Il diabete rende la vita complicata.
Chi se lo porta dietro ha un fratello siamese direi
indesiderato.
Giuseppe ogni mattina non sa come si alza. Bene o male,
senza che possa deciderlo lui. Ci sono numeri che gli dicono perché barcolla o perché
si sente un leone, seppur siano troppe di più le volte nel primo caso.
Numeri che sbalzano da 50 a 600 con grande disinvoltura.
Ma se parlo del mio collega Giuseppe, nome vero come lo è il
suo caso, non sta tanto nel piangere sulla sua malattia quanto per la
meraviglia che dona a chi come me osserva la sua capacità di affrontare la
situazione.
Sempre allegro, battuta pronta, il primo a muoversi per
darti una mano, vitale, vitalissimo anche quando nonostante l’insulina si
ritrova a essere un cencio o persino ricoverato d’urgenza.

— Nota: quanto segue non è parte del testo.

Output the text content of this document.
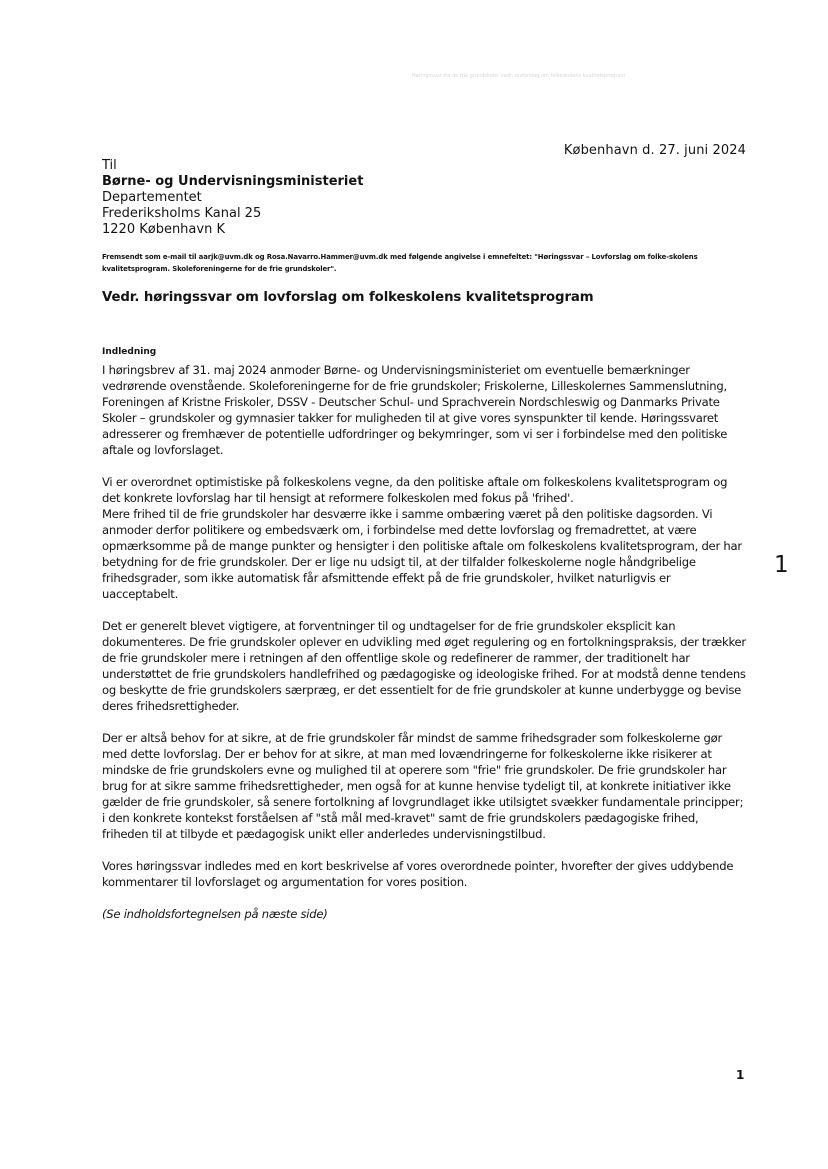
Høringssvar fra de frie grundskoler vedr. lovforslag om folkeskolens kvalitetsprogram
København d. 27. juni 2024
Til
Børne- og Undervisningsministeriet
Departementet
Frederiksholms Kanal 25
1220 København K
Fremsendt som e-mail til aarjk@uvm.dk og Rosa.Navarro.Hammer@uvm.dk med følgende angivelse i emnefeltet: "Høringssvar – Lovforslag om folke-skolens kvalitetsprogram. Skoleforeningerne for de frie grundskoler".
Vedr. høringssvar om lovforslag om folkeskolens kvalitetsprogram
Indledning

I høringsbrev af 31. maj 2024 anmoder Børne- og Undervisningsministeriet om eventuelle bemærkninger vedrørende ovenstående. Skoleforeningerne for de frie grundskoler; Friskolerne, Lilleskolernes Sammenslutning, Foreningen af Kristne Friskoler, DSSV - Deutscher Schul- und Sprachverein Nordschleswig og Danmarks Private Skoler – grundskoler og gymnasier takker for muligheden til at give vores synspunkter til kende. Høringssvaret adresserer og fremhæver de potentielle udfordringer og bekymringer, som vi ser i forbindelse med den politiske aftale og lovforslaget.

Vi er overordnet optimistiske på folkeskolens vegne, da den politiske aftale om folkeskolens kvalitetsprogram og det konkrete lovforslag har til hensigt at reformere folkeskolen med fokus på 'frihed'.

Mere frihed til de frie grundskoler har desværre ikke i samme ombæring været på den politiske dagsorden. Vi anmoder derfor politikere og embedsværk om, i forbindelse med dette lovforslag og fremadrettet, at være opmærksomme på de mange punkter og hensigter i den politiske aftale om folkeskolens kvalitetsprogram, der har betydning for de frie grundskoler. Der er lige nu udsigt til, at der tilfalder folkeskolerne nogle håndgribelige frihedsgrader, som ikke automatisk får afsmittende effekt på de frie grundskoler, hvilket naturligvis er uacceptabelt.

Det er generelt blevet vigtigere, at forventninger til og undtagelser for de frie grundskoler eksplicit kan dokumenteres. De frie grundskoler oplever en udvikling med øget regulering og en fortolkningspraksis, der trækker de frie grundskoler mere i retningen af den offentlige skole og redefinerer de rammer, der traditionelt har understøttet de frie grundskolers handlefrihed og pædagogiske og ideologiske frihed. For at modstå denne tendens og beskytte de frie grundskolers særpræg, er det essentielt for de frie grundskoler at kunne underbygge og bevise deres frihedsrettigheder.

Der er altså behov for at sikre, at de frie grundskoler får mindst de samme frihedsgrader som folkeskolerne gør med dette lovforslag. Der er behov for at sikre, at man med lovændringerne for folkeskolerne ikke risikerer at mindske de frie grundskolers evne og mulighed til at operere som "frie" frie grundskoler. De frie grundskoler har brug for at sikre samme frihedsrettigheder, men også for at kunne henvise tydeligt til, at konkrete initiativer ikke gælder de frie grundskoler, så senere fortolkning af lovgrundlaget ikke utilsigtet svækker fundamentale principper; i den konkrete kontekst forståelsen af "stå mål med-kravet" samt de frie grundskolers pædagogiske frihed, friheden til at tilbyde et pædagogisk unikt eller anderledes undervisningstilbud.

Vores høringssvar indledes med en kort beskrivelse af vores overordnede pointer, hvorefter der gives uddybende kommentarer til lovforslaget og argumentation for vores position.

(Se indholdsfortegnelsen på næste side)

1
1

Raccontarsi senza lamentarsi è un dono di Dio e, anche se
non credo lui sia particolarmente credente, lui lo fa con grande naturalezza.
Oggi mi ha regalato il suo tempo per aiutarmi a risolvere un
piccolo problema casalingo, s’è quasi fatto in due per me. Si comprende bene
che lo farebbe per chiunque. Mentre eravamo insieme lo guardavo e pensavo come
sarebbe il mondo se non dico tutti, ma almeno molti più di quanti lo sono
adesso, fossero come lui.
Non gli ho chiesto a quanto aveva il diabete e lui non me lo
ha detto. Ci siamo sorrisi come sempre e gli ho detto grazie.
Era solo per lasciargli scritto che lo stimo.